Pfreimdfluss verschlammt: Sofortige Sanierung nötig

Pfreimdfluss verschlammt: Sofortige Sanierung nötig
Die Pfreimd, ein geschützter Fluss in der nördlichen Oberpfalz, leidet schwer unter den Folgen einer massiven Verschlammung. Diese entstand während Sanierungsarbeiten an einer Talsperre. Die ökologische Sanierung des Flusses wird dringend gefordert, doch bisher sind keine Maßnahmen umgesetzt worden.
Umweltschutzvereine fordern schnelles Handeln
Die Situation des Flusses Pfreimd ist bedenklich.
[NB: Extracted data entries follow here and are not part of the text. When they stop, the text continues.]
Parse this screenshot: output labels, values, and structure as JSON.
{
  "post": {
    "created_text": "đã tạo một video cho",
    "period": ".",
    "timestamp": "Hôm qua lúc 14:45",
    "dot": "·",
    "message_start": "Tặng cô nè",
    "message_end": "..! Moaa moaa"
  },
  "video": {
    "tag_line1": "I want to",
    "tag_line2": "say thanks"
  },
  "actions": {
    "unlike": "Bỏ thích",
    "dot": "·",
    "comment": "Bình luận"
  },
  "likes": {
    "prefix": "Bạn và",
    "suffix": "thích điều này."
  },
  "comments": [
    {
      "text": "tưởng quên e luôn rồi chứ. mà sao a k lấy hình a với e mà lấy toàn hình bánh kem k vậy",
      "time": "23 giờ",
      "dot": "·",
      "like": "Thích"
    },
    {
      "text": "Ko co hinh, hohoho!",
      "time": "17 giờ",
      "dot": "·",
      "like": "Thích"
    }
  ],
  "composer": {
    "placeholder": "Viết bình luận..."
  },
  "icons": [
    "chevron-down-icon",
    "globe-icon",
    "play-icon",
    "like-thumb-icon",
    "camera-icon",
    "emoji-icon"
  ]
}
Der Fluss liegt unterhalb der Kainzmühlsperre im Landkreis Neustadt. Durch das Ablassen des Wassers aus dem Staubecken im März 2024 sind große Mengen Schlamm in den Fluss gelangt. Dies hat zu einer dicken Schlammschicht im Flussbett und an den Ufern geführt. Das Leben im und am Fluss ist dadurch stark beeinträchtigt.
“Wir sind immer wieder vor Ort, um die Schäden zu begutachten. Leider ist seit der Verschlammung im vergangenen März nichts passiert, bisher fanden keinerlei Sanierungsmaßnahmen statt,” erklärt Reinhard Scheuerlein, BN-Regionalreferent für die Oberpfalz. Er betont, dass es sich bei dem betroffenen Flussabschnitt um ein europäisches NATURA 2000-Schutzgebiet handelt. Der Zustand des Flusses wäre demnach eine “handfeste Umweltkatastrophe”.
Fehleinschätzungen und unzureichende Schutzmaßnahmen
Eine Prüfung der umweltfachlichen Genehmigungsunterlagen zu den Baumaßnahmen an der Talsperre hat ergeben, dass das Risiko der Schlammflut im Schutzgebiet unterschätzt wurde. Es wurden keine adäquaten Schutzvorkehrungen getroffen. Laut dem Kraftwerksbetreiber Engie sollte “das Freispülen des Flusslaufes durch regelmäßige natürliche Hochwasser” erfolgen. Hans Babl, der BN-Kreisvorsitzende, merkt an, dass nach den starken Hochwasser-Ereignissen seit März keine Verbesserung der Situation feststellbar ist. Der Schlamm bedeckt weiterhin das Flussbett und die Ufer.
Dass die Naturschutzverbände nicht in das Genehmigungsverfahren einbezogen wurden, kritisiert Scheuerlein besonders. Zudem seien die Schutzvorkehrungen zur Zurückhaltung des Schlamms völlig unzureichend gewesen.
Ruf nach Wiederherstellung des natürlichen Zustands
Der BUND Naturschutz setzt sich nun dafür ein, dass der natürliche Zustand des Flussabschnitts bis zum Trausnitzer Stausee schnellstmöglich wiederhergestellt wird. Dafür muss gemeinsam mit Fischern und Naturschützern eine Strategie zur Beseitigung der Schäden erarbeitet werden.
Der Fall der Pfreimd zeigt deutlich, wie wichtig eine umfassende Planung und Einbeziehung von Umweltschutzaspekten bei derartigen Projekten ist. Nur so können ähnliche Umweltkatastrophen in der Zukunft verhindert werden.